I know what you mean about having the kids if their dad isn't there. I have dsd holidays sometimes as both her mum and dad won't get paid if not at work whereas I have holiday entitlement so makes it easier when I can help out! although I am looking forward to the rest of this years lot being between now and April being child free and as we have her every weekend if dp has anything he wants to do I wouldn't send her home for him to do it!

Bananasinpyjamas1 · 16/02/2016 15:15

Blue Though suspect that is how she sees herself despite being master of getting someone else to do absolutely bloody everything for you - her DP even does all the driving of youngest DSC to school. Snap! He takes ALL the kids to school/college. I say kids, one is 19 and at Uni! And he takes them back too!

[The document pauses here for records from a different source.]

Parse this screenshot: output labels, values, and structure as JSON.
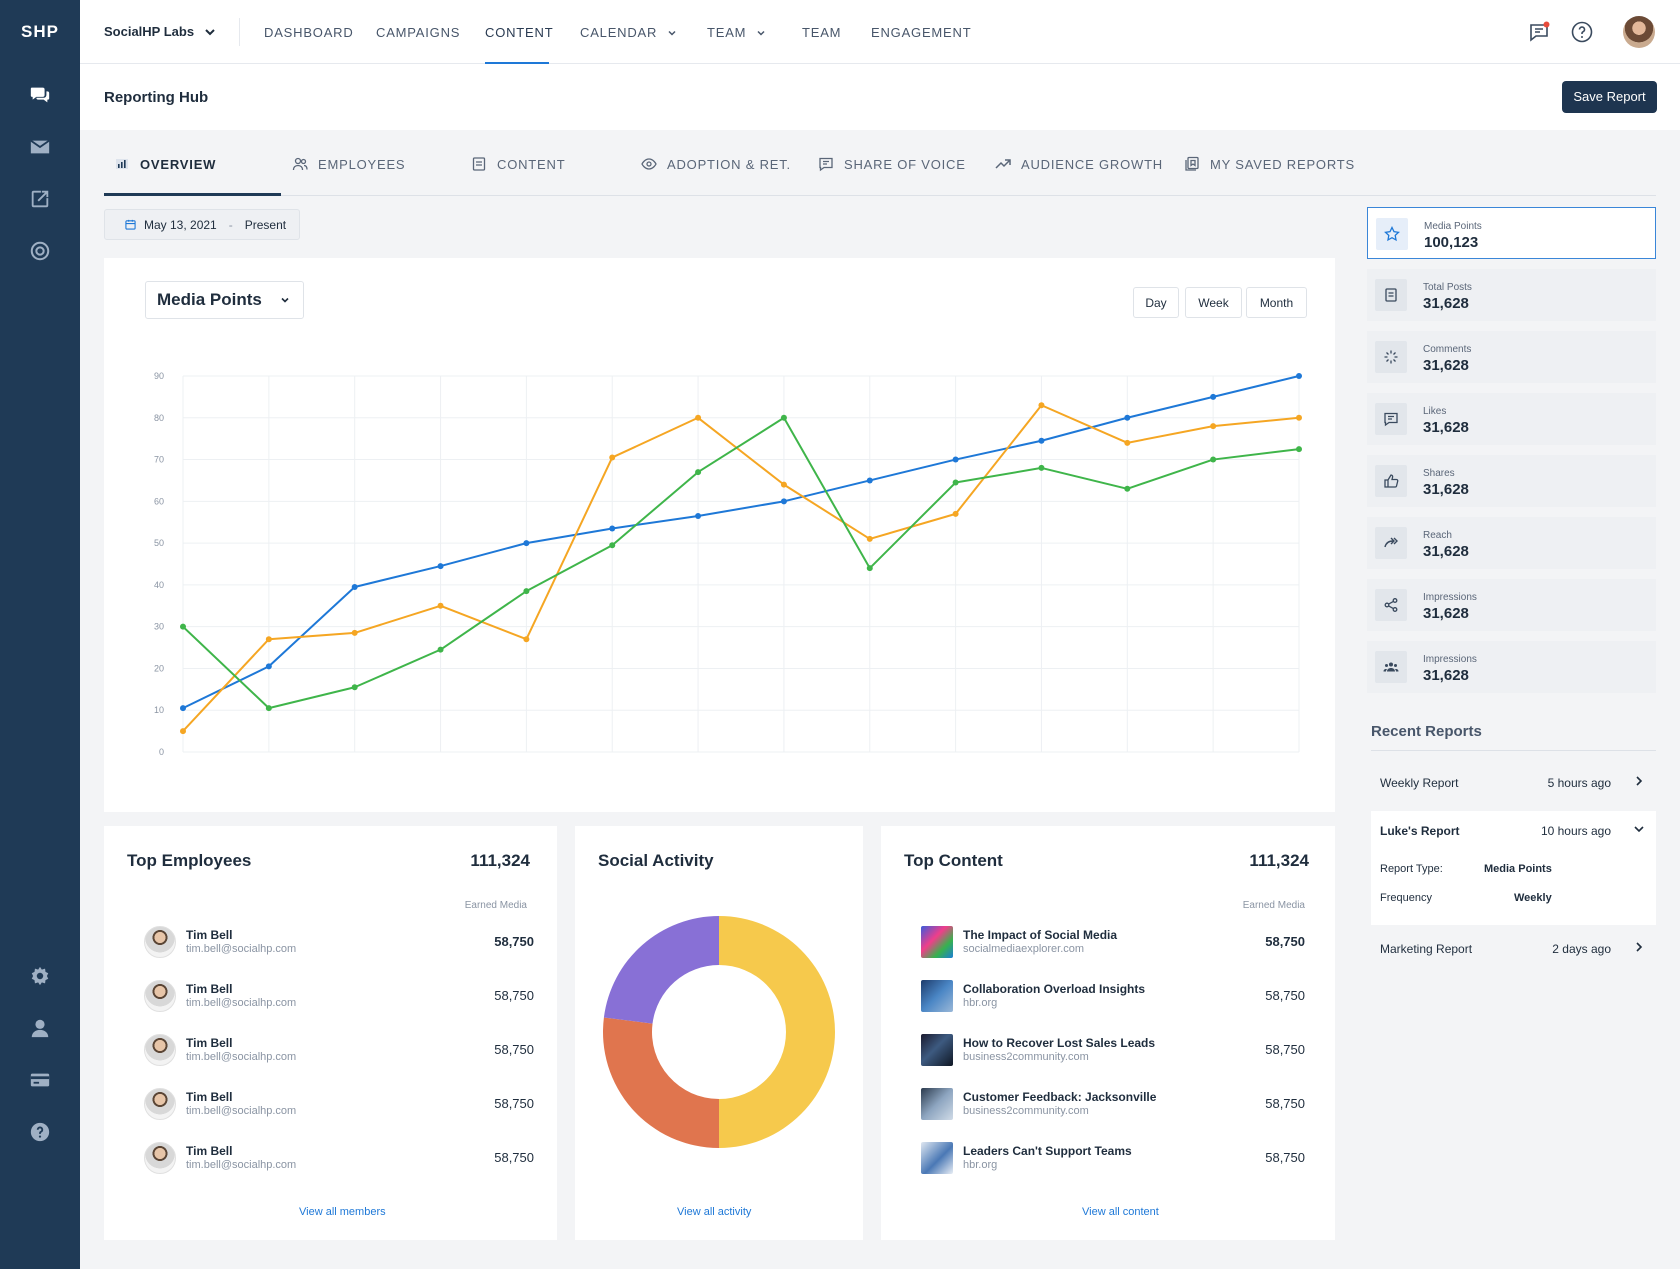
{
  "sidebar": {
    "logo": "SHP",
    "top_icons": [
      "chat-icon",
      "mail-icon",
      "compose-icon",
      "target-icon"
    ],
    "bottom_icons": [
      "gear-icon",
      "user-icon",
      "credit-card-icon",
      "help-icon"
    ]
  },
  "topbar": {
    "org_name": "SocialHP Labs",
    "nav": [
      {
        "label": "DASHBOARD",
        "dropdown": false
      },
      {
        "label": "CAMPAIGNS",
        "dropdown": false
      },
      {
        "label": "CONTENT",
        "dropdown": false,
        "active": true
      },
      {
        "label": "CALENDAR",
        "dropdown": true
      },
      {
        "label": "TEAM",
        "dropdown": true
      },
      {
        "label": "TEAM",
        "dropdown": false
      },
      {
        "label": "ENGAGEMENT",
        "dropdown": false
      }
    ],
    "icons": [
      "notifications-chat-icon",
      "help-circle-icon",
      "user-avatar"
    ]
  },
  "subheader": {
    "title": "Reporting Hub",
    "save_label": "Save Report"
  },
  "tabs": [
    {
      "label": "OVERVIEW",
      "icon": "bar-chart-icon",
      "active": true
    },
    {
      "label": "EMPLOYEES",
      "icon": "users-icon"
    },
    {
      "label": "CONTENT",
      "icon": "document-icon"
    },
    {
      "label": "ADOPTION & RET.",
      "icon": "eye-icon"
    },
    {
      "label": "SHARE OF VOICE",
      "icon": "message-icon"
    },
    {
      "label": "AUDIENCE GROWTH",
      "icon": "trending-up-icon"
    },
    {
      "label": "MY SAVED REPORTS",
      "icon": "saved-reports-icon"
    }
  ],
  "date_filter": {
    "start": "May 13, 2021",
    "sep": "-",
    "end": "Present"
  },
  "chart_panel": {
    "metric": "Media Points",
    "ranges": [
      "Day",
      "Week",
      "Month"
    ]
  },
  "chart_data": {
    "type": "line",
    "title": "",
    "xlabel": "",
    "ylabel": "",
    "ylim": [
      0,
      90
    ],
    "yticks": [
      0,
      10,
      20,
      30,
      40,
      50,
      60,
      70,
      80,
      90
    ],
    "x": [
      1,
      2,
      3,
      4,
      5,
      6,
      7,
      8,
      9,
      10,
      11,
      12,
      13,
      14
    ],
    "grid": true,
    "legend": "none",
    "series": [
      {
        "color": "#1e78d7",
        "values": [
          10.5,
          20.5,
          39.5,
          44.5,
          50,
          53.5,
          56.5,
          60,
          65,
          70,
          74.5,
          80,
          85,
          90
        ]
      },
      {
        "color": "#f5a623",
        "values": [
          5,
          27,
          28.5,
          35,
          27,
          70.5,
          80,
          64,
          51,
          57,
          83,
          74,
          78,
          80
        ]
      },
      {
        "color": "#3fb54a",
        "values": [
          30,
          10.5,
          15.5,
          24.5,
          38.5,
          49.5,
          67,
          80,
          44,
          64.5,
          68,
          63,
          70,
          72.5
        ]
      }
    ]
  },
  "stats": [
    {
      "label": "Media Points",
      "value": "100,123",
      "icon": "star-icon",
      "active": true
    },
    {
      "label": "Total Posts",
      "value": "31,628",
      "icon": "post-icon"
    },
    {
      "label": "Comments",
      "value": "31,628",
      "icon": "comments-icon"
    },
    {
      "label": "Likes",
      "value": "31,628",
      "icon": "likes-icon"
    },
    {
      "label": "Shares",
      "value": "31,628",
      "icon": "thumbs-up-icon"
    },
    {
      "label": "Reach",
      "value": "31,628",
      "icon": "reach-icon"
    },
    {
      "label": "Impressions",
      "value": "31,628",
      "icon": "share-icon"
    },
    {
      "label": "Impressions",
      "value": "31,628",
      "icon": "group-icon"
    }
  ],
  "recent_reports": {
    "title": "Recent Reports",
    "items": [
      {
        "name": "Weekly Report",
        "time": "5 hours ago"
      },
      {
        "name": "Luke's Report",
        "time": "10 hours ago",
        "expanded": true,
        "details": [
          {
            "label": "Report Type:",
            "value": "Media Points"
          },
          {
            "label": "Frequency",
            "value": "Weekly"
          }
        ]
      },
      {
        "name": "Marketing Report",
        "time": "2 days ago"
      }
    ]
  },
  "top_employees": {
    "title": "Top Employees",
    "total": "111,324",
    "column": "Earned Media",
    "rows": [
      {
        "name": "Tim Bell",
        "email": "tim.bell@socialhp.com",
        "value": "58,750"
      },
      {
        "name": "Tim Bell",
        "email": "tim.bell@socialhp.com",
        "value": "58,750"
      },
      {
        "name": "Tim Bell",
        "email": "tim.bell@socialhp.com",
        "value": "58,750"
      },
      {
        "name": "Tim Bell",
        "email": "tim.bell@socialhp.com",
        "value": "58,750"
      },
      {
        "name": "Tim Bell",
        "email": "tim.bell@socialhp.com",
        "value": "58,750"
      }
    ],
    "link": "View all members"
  },
  "social_activity": {
    "title": "Social Activity",
    "donut": [
      {
        "value": 50,
        "color": "#f6c94c"
      },
      {
        "value": 27,
        "color": "#e0754e"
      },
      {
        "value": 23,
        "color": "#8870d6"
      }
    ],
    "link": "View all activity"
  },
  "top_content": {
    "title": "Top Content",
    "total": "111,324",
    "column": "Earned Media",
    "rows": [
      {
        "title": "The Impact of Social Media",
        "source": "socialmediaexplorer.com",
        "value": "58,750"
      },
      {
        "title": "Collaboration Overload Insights",
        "source": "hbr.org",
        "value": "58,750"
      },
      {
        "title": "How to Recover Lost Sales Leads",
        "source": "business2community.com",
        "value": "58,750"
      },
      {
        "title": "Customer Feedback: Jacksonville",
        "source": "business2community.com",
        "value": "58,750"
      },
      {
        "title": "Leaders Can't Support Teams",
        "source": "hbr.org",
        "value": "58,750"
      }
    ],
    "link": "View all content"
  }
}
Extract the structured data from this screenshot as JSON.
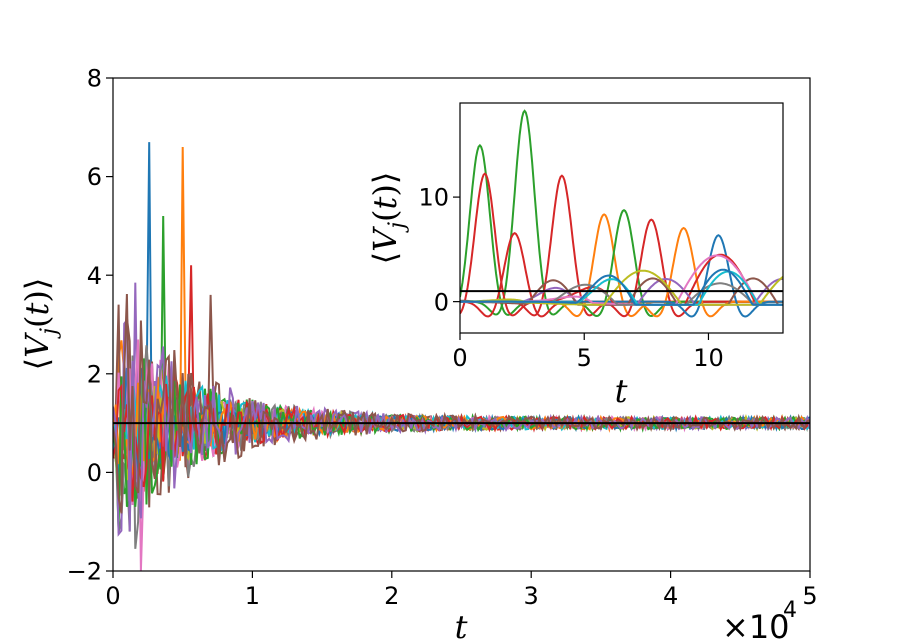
{
  "chart_data": [
    {
      "panel": "main",
      "type": "line",
      "title": "",
      "xlabel": "t",
      "ylabel": "⟨V_j(t)⟩",
      "x_multiplier_label": "×10^4",
      "xlim": [
        0,
        5
      ],
      "ylim": [
        -2,
        8
      ],
      "x_ticks": [
        0,
        1,
        2,
        3,
        4,
        5
      ],
      "y_ticks": [
        -2,
        0,
        2,
        4,
        6,
        8
      ],
      "x_tick_labels": [
        "0",
        "1",
        "2",
        "3",
        "4",
        "5"
      ],
      "y_tick_labels": [
        "−2",
        "0",
        "2",
        "4",
        "6",
        "8"
      ],
      "reference_line": {
        "y": 1,
        "color": "#000000"
      },
      "grid": false,
      "legend": "none",
      "series_count": 16,
      "series_note": "many oscillating trajectories converging to the reference value",
      "highlighted_peaks": [
        {
          "x": 0.25,
          "y": 6.7
        },
        {
          "x": 0.5,
          "y": 6.6
        },
        {
          "x": 0.35,
          "y": 5.2
        },
        {
          "x": 0.55,
          "y": 4.2
        },
        {
          "x": 0.15,
          "y": 3.85
        },
        {
          "x": 0.7,
          "y": 3.6
        },
        {
          "x": 0.2,
          "y": -2.0
        },
        {
          "x": 0.15,
          "y": -1.55
        }
      ]
    },
    {
      "panel": "inset",
      "type": "line",
      "title": "",
      "xlabel": "t",
      "ylabel": "⟨V_j(t)⟩",
      "xlim": [
        0,
        13
      ],
      "ylim": [
        -3,
        19
      ],
      "x_ticks": [
        0,
        5,
        10
      ],
      "y_ticks": [
        0,
        10
      ],
      "x_tick_labels": [
        "0",
        "5",
        "10"
      ],
      "y_tick_labels": [
        "0",
        "10"
      ],
      "reference_line": {
        "y": 1,
        "color": "#000000"
      },
      "grid": false,
      "legend": "none",
      "series_note": "early-time oscillations for individual sites",
      "peaks": [
        {
          "x": 0.8,
          "y": 15.0,
          "color": "#2ca02c"
        },
        {
          "x": 2.6,
          "y": 18.3,
          "color": "#2ca02c"
        },
        {
          "x": 1.0,
          "y": 12.3,
          "color": "#d62728"
        },
        {
          "x": 4.1,
          "y": 12.1,
          "color": "#d62728"
        },
        {
          "x": 2.2,
          "y": 6.6,
          "color": "#d62728"
        },
        {
          "x": 5.8,
          "y": 8.4,
          "color": "#ff7f0e"
        },
        {
          "x": 6.6,
          "y": 8.8,
          "color": "#2ca02c"
        },
        {
          "x": 7.7,
          "y": 7.9,
          "color": "#d62728"
        },
        {
          "x": 9.0,
          "y": 7.1,
          "color": "#ff7f0e"
        },
        {
          "x": 10.4,
          "y": 6.4,
          "color": "#1f77b4"
        }
      ]
    }
  ],
  "colors": {
    "palette": [
      "#1f77b4",
      "#ff7f0e",
      "#2ca02c",
      "#d62728",
      "#9467bd",
      "#8c564b",
      "#e377c2",
      "#7f7f7f",
      "#bcbd22",
      "#17becf"
    ],
    "reference": "#000000"
  }
}
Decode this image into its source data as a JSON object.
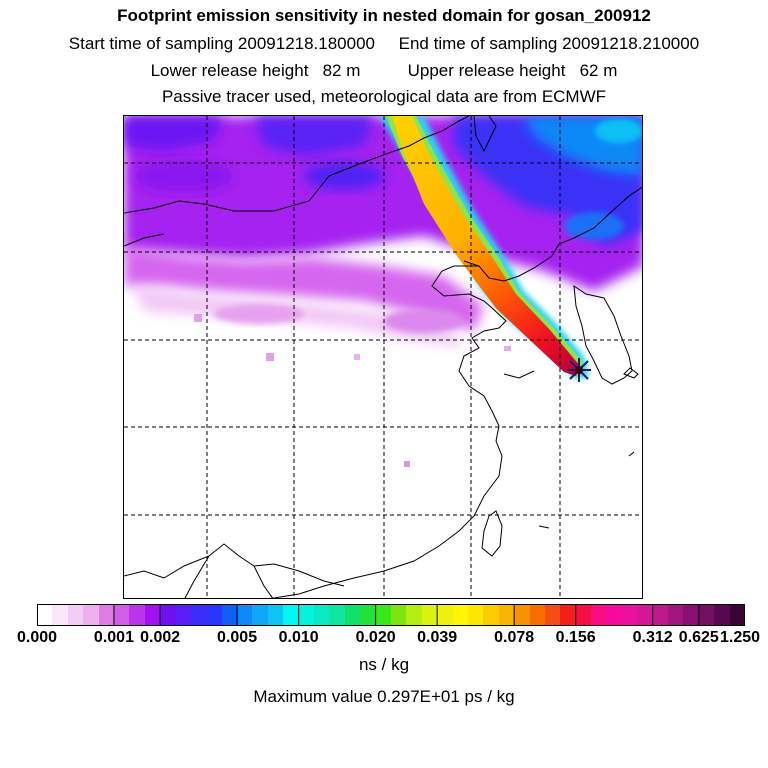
{
  "header": {
    "title": "Footprint emission sensitivity in nested domain for gosan_200912",
    "sampling": "Start time of sampling 20091218.180000     End time of sampling 20091218.210000",
    "release": "Lower release height   82 m          Upper release height   62 m",
    "tracer": "Passive tracer used, meteorological data are from ECMWF"
  },
  "colorbar": {
    "colors": [
      "#ffffff",
      "#fbe6fb",
      "#f5ccf5",
      "#efb0ef",
      "#e07ae8",
      "#d25ee8",
      "#bc34ea",
      "#a20ff0",
      "#6f10f0",
      "#5a1ef4",
      "#3a2df8",
      "#2a35fa",
      "#1060f7",
      "#1188f7",
      "#11a6f7",
      "#10c3f5",
      "#00f7f3",
      "#06f2dc",
      "#0ae8c4",
      "#10e5a2",
      "#12e06a",
      "#21e23a",
      "#38e81c",
      "#7ce40e",
      "#b7ec10",
      "#dbf111",
      "#eff012",
      "#fff505",
      "#fde600",
      "#fccb00",
      "#fbb300",
      "#f99200",
      "#f86d00",
      "#f64e12",
      "#f2201d",
      "#f60f45",
      "#fb0b82",
      "#f40a9e",
      "#e8129e",
      "#d31896",
      "#bc1a8c",
      "#a11580",
      "#8a0f73",
      "#731062",
      "#560850",
      "#3a0533"
    ],
    "group_sizes": [
      5,
      3,
      5,
      4,
      5,
      4,
      5,
      4,
      5,
      3,
      3
    ],
    "labels": [
      "0.000",
      "0.001",
      "0.002",
      "0.005",
      "0.010",
      "0.020",
      "0.039",
      "0.078",
      "0.156",
      "0.312",
      "0.625",
      "1.250"
    ],
    "unit": "ns / kg"
  },
  "maximum": "Maximum value  0.297E+01 ps / kg",
  "map": {
    "receptor_marker": "x-star-marker"
  }
}
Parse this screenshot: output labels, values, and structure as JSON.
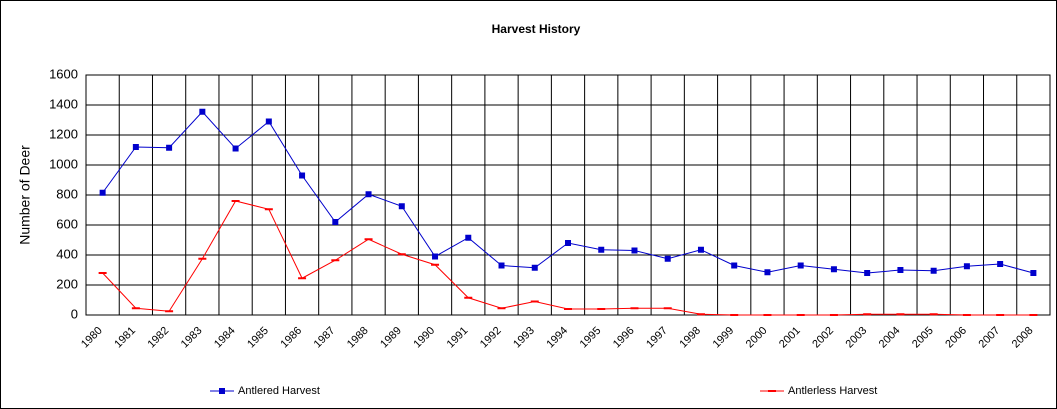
{
  "chart_data": {
    "type": "line",
    "title": "Harvest History",
    "y_label": "Number of Deer",
    "categories": [
      "1980",
      "1981",
      "1982",
      "1983",
      "1984",
      "1985",
      "1986",
      "1987",
      "1988",
      "1989",
      "1990",
      "1991",
      "1992",
      "1993",
      "1994",
      "1995",
      "1996",
      "1997",
      "1998",
      "1999",
      "2000",
      "2001",
      "2002",
      "2003",
      "2004",
      "2005",
      "2006",
      "2007",
      "2008"
    ],
    "series": [
      {
        "name": "Antlered Harvest",
        "color": "#0000cc",
        "marker": "square",
        "values": [
          815,
          1120,
          1115,
          1355,
          1110,
          1290,
          930,
          620,
          805,
          725,
          390,
          515,
          330,
          315,
          480,
          435,
          430,
          375,
          435,
          330,
          285,
          330,
          305,
          280,
          300,
          295,
          325,
          340,
          280
        ]
      },
      {
        "name": "Antlerless Harvest",
        "color": "#ff0000",
        "marker": "dash",
        "values": [
          280,
          45,
          25,
          375,
          760,
          705,
          245,
          365,
          505,
          405,
          335,
          115,
          45,
          90,
          40,
          40,
          45,
          45,
          5,
          0,
          0,
          0,
          0,
          5,
          5,
          5,
          0,
          0,
          0
        ]
      }
    ],
    "ylim": [
      0,
      1600
    ],
    "yticks": [
      0,
      200,
      400,
      600,
      800,
      1000,
      1200,
      1400,
      1600
    ],
    "grid": true,
    "legend": "bottom"
  }
}
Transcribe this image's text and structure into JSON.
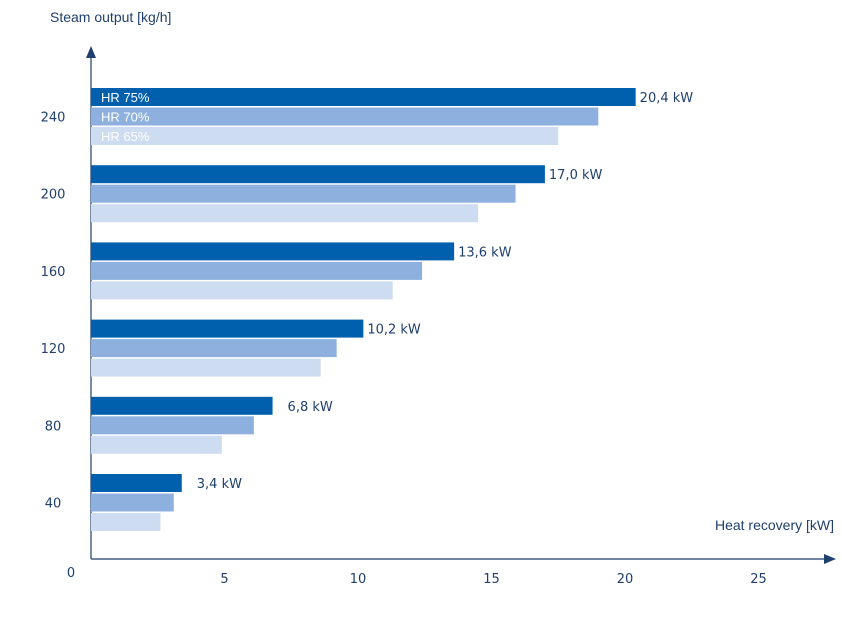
{
  "chart_data": {
    "type": "bar",
    "orientation": "horizontal",
    "title": "",
    "ylabel": "Steam output [kg/h]",
    "xlabel": "Heat recovery [kW]",
    "categories": [
      "240",
      "200",
      "160",
      "120",
      "80",
      "40"
    ],
    "y_origin_label": "0",
    "x_ticks": [
      "5",
      "10",
      "15",
      "20",
      "25"
    ],
    "x_tick_values": [
      5,
      10,
      15,
      20,
      25
    ],
    "xlim": [
      0,
      27
    ],
    "series": [
      {
        "name": "HR 75%",
        "color": "#0060ad",
        "values": [
          20.4,
          17.0,
          13.6,
          10.2,
          6.8,
          3.4
        ]
      },
      {
        "name": "HR 70%",
        "color": "#8db0de",
        "values": [
          19.0,
          15.9,
          12.4,
          9.2,
          6.1,
          3.1
        ]
      },
      {
        "name": "HR 65%",
        "color": "#cddcf1",
        "values": [
          17.5,
          14.5,
          11.3,
          8.6,
          4.9,
          2.6
        ]
      }
    ],
    "value_labels": [
      "20,4 kW",
      "17,0 kW",
      "13,6 kW",
      "10,2 kW",
      "6,8 kW",
      "3,4 kW"
    ],
    "axis_color": "#1f3f6e",
    "legend": "inside-top-bars"
  }
}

At first I also took a, 'oh well' and had my DPs DSCs while he was sometimes away for the weekend. However, this built up and when the teenagers started to just ignore me, it was just too much. It has backfired on me - as their mum refused to have them, then bad mouthed me to them when I started to say 'no this weekend DP isn't here so you should be with your mum if she is not away' - she would tell them that I wasn't making them welcome. No-one questioned that she wasn't making them welcome! Grrr! Unfortunately, the older kids seem to have bought this false logic and have been distant with me.

NZmonkey · 18/02/2016 08:41

DSDs mum has just said she is going to stop DSD staying Wednesday and go back to EOWE only or just a Friday night. DP is very upset.
Wish I hadn't been right in seeing this coming but DP was so sure she would never stop contact like this.